Durante todo esse período, mais de uma vez, o dirigente teve de se explicar sobre denúncias de corrupção e outras fraudes.
Além de ocupar o mais alto cargo da entidade, ele também é vice e diretor de finanças da Fifa, um dos poucos sul-americanos que restaram no quadro diretório de Joseph Blatter. No ano passado, no entanto, Julio anunciou que não se candidatará mais para seu posto.
O cartola começou no futebol com a fundação de um clube na Argentina, o Arsenal de Sarandi, do qual foi presidente durante anos e agora tem um de seus filhos como seu sucessor, Julio Ricardo Grondona - ele faz parte também da delegação que veio ao Brasil com o time para a Copa do Mundo.
Mas a família ainda não acabou.
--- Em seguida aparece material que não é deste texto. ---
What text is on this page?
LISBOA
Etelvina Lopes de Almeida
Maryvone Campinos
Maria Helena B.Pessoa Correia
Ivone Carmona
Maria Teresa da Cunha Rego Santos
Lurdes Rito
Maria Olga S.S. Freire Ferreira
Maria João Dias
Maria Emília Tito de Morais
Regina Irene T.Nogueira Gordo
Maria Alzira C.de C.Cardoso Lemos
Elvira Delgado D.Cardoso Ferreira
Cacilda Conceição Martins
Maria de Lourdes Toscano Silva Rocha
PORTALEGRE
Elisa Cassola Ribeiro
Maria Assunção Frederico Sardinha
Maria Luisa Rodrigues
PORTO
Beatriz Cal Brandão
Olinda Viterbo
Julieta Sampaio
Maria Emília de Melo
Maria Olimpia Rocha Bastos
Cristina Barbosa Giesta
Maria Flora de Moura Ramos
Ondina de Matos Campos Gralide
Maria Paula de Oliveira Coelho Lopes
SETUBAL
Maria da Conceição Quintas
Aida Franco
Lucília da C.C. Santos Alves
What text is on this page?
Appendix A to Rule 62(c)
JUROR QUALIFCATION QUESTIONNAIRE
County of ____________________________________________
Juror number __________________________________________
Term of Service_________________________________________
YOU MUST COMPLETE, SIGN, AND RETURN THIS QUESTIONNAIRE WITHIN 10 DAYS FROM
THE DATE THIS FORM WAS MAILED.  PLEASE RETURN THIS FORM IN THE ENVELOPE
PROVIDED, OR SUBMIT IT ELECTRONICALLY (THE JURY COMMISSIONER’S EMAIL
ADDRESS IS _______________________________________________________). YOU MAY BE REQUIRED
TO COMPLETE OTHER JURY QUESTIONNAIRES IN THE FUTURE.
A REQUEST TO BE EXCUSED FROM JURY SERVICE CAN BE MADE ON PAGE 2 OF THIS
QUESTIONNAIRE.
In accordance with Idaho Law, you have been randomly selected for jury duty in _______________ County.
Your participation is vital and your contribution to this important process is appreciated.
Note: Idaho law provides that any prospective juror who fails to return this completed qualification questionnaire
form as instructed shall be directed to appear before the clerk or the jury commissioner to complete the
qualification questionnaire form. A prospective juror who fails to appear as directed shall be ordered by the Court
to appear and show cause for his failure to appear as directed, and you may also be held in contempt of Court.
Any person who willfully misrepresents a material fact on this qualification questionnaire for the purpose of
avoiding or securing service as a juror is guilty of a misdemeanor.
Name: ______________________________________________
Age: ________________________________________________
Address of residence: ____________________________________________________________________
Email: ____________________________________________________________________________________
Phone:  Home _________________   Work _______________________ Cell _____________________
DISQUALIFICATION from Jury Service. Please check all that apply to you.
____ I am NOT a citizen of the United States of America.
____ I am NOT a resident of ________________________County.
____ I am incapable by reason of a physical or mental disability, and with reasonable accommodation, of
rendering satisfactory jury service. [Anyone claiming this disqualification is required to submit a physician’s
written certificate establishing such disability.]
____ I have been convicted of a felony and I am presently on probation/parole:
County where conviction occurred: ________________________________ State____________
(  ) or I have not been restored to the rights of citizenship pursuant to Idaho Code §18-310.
Seu outro filho, o mais velho, com nome de Humberto Grondona (sem o Julio, não se confunda!), comanda o futebol de base do país. Antes técnico do sub-17, o herdeiro passou a ser treinador também do sub-20, no qual se mantém até hoje - ele também está no Brasil, com o restante de sua família, e chegou até a tomar algumas páginas de jornais depois de alguns ingressos com seu nome terem sido encontrados nas mãos de revendedores.